Embora nunca tenha me casado, ainda assim considero-me uma viúva. Tenho cinquenta anos, e um filho de vinte, que criei sozinha. Com exceção da ajuda de meus pais, não contei com mais ninguém.
Quando tive o meu filho, a dura luta para criá-lo sozinha, somada a desilusão e a tristeza de saber-me abandonada, levaram-me a me afastar do convívio dos amigos; tornei-me uma mulher só. Hoje arrependo-me disso, mas é difícil para mim retomar esse fio perdido.
Identifico-me, portanto, com a história que vou contar: é a história da viúva de Sarepta.

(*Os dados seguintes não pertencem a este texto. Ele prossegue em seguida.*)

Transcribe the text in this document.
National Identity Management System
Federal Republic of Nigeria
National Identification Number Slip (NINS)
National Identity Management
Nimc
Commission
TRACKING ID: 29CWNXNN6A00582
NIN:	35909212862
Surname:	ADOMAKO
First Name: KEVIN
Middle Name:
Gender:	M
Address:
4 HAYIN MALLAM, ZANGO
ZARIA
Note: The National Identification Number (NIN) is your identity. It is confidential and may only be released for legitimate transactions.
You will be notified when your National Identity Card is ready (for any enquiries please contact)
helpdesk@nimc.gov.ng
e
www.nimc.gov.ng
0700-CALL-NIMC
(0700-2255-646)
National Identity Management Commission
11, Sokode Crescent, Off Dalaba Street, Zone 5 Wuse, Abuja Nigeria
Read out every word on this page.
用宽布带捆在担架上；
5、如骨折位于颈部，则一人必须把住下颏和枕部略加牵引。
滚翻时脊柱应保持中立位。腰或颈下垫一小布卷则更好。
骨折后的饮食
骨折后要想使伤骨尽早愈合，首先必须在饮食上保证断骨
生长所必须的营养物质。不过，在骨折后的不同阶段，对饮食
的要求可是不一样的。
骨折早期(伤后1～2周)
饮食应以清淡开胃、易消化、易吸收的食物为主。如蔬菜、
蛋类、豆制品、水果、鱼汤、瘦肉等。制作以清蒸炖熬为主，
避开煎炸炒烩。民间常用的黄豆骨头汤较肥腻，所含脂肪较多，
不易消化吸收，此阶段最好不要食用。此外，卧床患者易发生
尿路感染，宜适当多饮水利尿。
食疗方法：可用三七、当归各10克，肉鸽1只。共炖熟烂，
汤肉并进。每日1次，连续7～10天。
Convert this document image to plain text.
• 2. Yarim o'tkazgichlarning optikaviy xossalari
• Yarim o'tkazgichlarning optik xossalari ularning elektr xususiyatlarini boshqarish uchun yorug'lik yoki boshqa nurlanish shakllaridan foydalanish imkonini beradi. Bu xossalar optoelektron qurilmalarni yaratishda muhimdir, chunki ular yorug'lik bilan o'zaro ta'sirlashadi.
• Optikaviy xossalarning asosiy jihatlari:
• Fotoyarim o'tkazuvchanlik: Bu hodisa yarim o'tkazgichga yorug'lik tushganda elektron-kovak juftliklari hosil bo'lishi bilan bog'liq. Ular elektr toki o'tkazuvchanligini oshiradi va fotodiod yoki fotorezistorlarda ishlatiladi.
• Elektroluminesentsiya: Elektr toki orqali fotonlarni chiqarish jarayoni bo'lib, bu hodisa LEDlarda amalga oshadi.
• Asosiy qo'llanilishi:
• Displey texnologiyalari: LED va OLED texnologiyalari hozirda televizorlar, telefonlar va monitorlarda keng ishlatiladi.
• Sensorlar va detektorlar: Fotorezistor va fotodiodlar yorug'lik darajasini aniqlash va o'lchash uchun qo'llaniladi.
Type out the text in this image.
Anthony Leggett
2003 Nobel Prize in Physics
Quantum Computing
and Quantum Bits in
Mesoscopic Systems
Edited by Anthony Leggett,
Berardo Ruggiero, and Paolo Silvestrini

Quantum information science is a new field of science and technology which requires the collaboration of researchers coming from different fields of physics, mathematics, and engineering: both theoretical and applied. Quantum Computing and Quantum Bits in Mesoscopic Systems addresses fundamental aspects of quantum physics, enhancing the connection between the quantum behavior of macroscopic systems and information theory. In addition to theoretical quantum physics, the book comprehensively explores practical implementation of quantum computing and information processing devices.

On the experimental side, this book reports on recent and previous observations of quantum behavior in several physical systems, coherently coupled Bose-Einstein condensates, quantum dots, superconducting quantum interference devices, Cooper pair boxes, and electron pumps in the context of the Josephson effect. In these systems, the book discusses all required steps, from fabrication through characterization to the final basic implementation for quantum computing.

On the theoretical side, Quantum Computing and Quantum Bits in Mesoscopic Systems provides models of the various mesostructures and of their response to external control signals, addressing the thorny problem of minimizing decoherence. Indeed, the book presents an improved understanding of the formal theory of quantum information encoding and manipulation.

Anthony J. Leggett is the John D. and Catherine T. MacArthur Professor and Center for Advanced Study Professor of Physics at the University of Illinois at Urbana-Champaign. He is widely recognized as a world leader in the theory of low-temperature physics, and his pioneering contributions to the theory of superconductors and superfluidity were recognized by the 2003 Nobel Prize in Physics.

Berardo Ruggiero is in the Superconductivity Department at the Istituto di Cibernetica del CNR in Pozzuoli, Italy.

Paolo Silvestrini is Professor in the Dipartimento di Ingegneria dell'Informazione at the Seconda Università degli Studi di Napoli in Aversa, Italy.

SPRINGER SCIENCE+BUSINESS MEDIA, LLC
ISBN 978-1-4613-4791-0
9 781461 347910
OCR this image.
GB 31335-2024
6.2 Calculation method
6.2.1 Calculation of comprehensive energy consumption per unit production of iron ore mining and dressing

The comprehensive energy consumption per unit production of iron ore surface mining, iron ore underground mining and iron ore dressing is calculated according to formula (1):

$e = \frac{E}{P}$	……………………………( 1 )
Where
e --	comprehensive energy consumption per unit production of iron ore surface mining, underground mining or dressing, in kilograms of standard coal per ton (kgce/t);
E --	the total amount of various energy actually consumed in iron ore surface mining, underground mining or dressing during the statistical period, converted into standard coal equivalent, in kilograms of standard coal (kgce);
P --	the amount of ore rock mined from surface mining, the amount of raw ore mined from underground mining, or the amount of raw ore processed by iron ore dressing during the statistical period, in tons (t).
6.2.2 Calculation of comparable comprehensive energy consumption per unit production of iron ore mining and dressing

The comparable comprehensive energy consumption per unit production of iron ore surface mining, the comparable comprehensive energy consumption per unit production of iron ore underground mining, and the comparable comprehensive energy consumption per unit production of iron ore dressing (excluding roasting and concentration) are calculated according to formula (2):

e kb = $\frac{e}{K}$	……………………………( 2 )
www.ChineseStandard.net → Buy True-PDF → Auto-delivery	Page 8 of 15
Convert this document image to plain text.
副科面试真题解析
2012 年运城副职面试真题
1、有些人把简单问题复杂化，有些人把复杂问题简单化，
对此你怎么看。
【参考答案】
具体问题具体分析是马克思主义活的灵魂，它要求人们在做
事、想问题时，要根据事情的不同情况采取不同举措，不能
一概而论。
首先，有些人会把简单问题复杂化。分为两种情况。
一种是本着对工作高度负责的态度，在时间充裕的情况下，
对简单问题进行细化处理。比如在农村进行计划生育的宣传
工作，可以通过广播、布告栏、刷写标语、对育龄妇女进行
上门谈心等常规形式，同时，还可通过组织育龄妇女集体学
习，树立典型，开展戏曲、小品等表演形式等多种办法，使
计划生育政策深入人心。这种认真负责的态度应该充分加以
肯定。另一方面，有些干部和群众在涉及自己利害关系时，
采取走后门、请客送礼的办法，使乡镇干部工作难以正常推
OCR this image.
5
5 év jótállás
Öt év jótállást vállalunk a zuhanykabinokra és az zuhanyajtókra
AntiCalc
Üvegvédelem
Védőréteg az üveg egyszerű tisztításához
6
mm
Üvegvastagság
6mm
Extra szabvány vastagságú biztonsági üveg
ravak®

O original você encontrará no texto sagrado, no livro de I Reis, no capítulo XVII, versículo 8 em diante. A história se deu assim:
Conta a bíblia que a nação israelita, através dos seus reis e governantes, enveredou por caminhos errados, tudo muito igual, não é mesmo? Havia naqueles tempos um profeta, de nome Elias, que era zeloso do bem, e inconformado com o rumo por que seguia o seu país. Então esse profeta, com a coragem que só um verdadeiro homem de Deus pode ter, encarou o rei e profetizou que, por muitos anos, não haveria mais chuva naquele lugar, nem tampouco orvalho. Era a conta divina, por todo o pecado daquela nação. E foi o que realmente aconteceu, houve grande fome e desolação, todos os rios e mananciais vieram a secar, extinguiram-se as fontes de alimentos.
Foi então que Elias recebeu de Deus uma ordem: vá à cidade de Sarepta, e procure lá por uma viúva, porque ela irá lhe sustentar.
Eu não saberia dizer como foi que Elias recebeu essa ordem: se foi sonho, se foi uma visão, se foi um sentimento. Só sei que ele fez exatamente assim. Lá chegando, encontrou de fato uma viúva, a quem pediu que lhe desse pão. A viúva respondeu que infelizmente não havia; e lhe deu a conta de todo o seu suprimento: ela tinha apenas um punhado de farinha, um pouco de azeite, e com alguns gravetos que estava procurando, ia fazer com esses ingredientes um último pão, para si e seu filho, depois iriam morrer de fome.
Essa cena sempre me emocionou: uma viúva catando lenha para fazer seu último pão. Claro que nunca passei fome, claro que minha vida nunca chegou a esse ponto. Mas é assim que eu me sinto sempre: alguém que tem muito pouco com o que viver, e esse pouco de que falo, não é somente o recurso financeiro (que é pouco também). Mas é o pouco de equilíbrio emocional. É o pouco de soluções. É o pouco de sabedoria. É o pouco de amigos influentes. É o pouco de resistência física, é sempre o pouco, sinto que estou sempre encurvada catando algo pouco com que viver...
Com a mulher da nossa história também deveria ser assim. Se a vida de uma mulher sozinha nos dias de hoje é difícil, quanto mais naqueles tempos esquecidos de Deus...
Mas o profeta Elias insistiu em que ela o atendesse primeiro, que fizesse sim aquele pão, mas que o trouxesse a ele, depois ela faria pão para ela e para o seu filho. E acrescentou que Deus dizia que a farinha e o azeite não iriam faltar.
Eu sou sincera em dizer aqui que não tenho bem certeza se foi fé ou medo do profeta que moveram aquela mulher. Num tempo em que imperava o patriarcalismo, num tempo em que a figura feminina não tinha nenhuma importância, num tempo em que mulheres sequer eram contadas como gente, uma viúva não teria voz nenhuma para se defender. O sentimento que moveu o coração daquela mulher a bíblia não relata. Só relata que ela atendeu ao profeta, e aconteceu exatamente o que ele tinha dito: a farinha e o azeite não acabaram por um longo tempo.
Eu não tenho bem certeza se é coragem ou covardia o que me faz sair da cama todos os dias bem cedo para enfrentar a dura rotina. Já me passou pela cabeça ser cantora na noite, vendedora de cachorro quente numa praia, qualquer coisa assim bem romântica ou descompromissada. Não estou bem certa se é a responsabilidade ou o medo que me impulsionam a continuar procurando gravetos no chão. Sei que gostaria muito que aparecesse alguém e me dissesse: confie em mim, o alimento para você e para os seus nunca irá faltar. Gostaria muito de ter um Elias abençoando as panelas da minha história.
Mas esse Elias nunca chega, então sigo tocando minha vida de viúva, sempre temerosa com a estiagem, sempre espreitando o céu à espera de chuva. Sempre convivendo com meu pouco azeite e minha pouca farinha.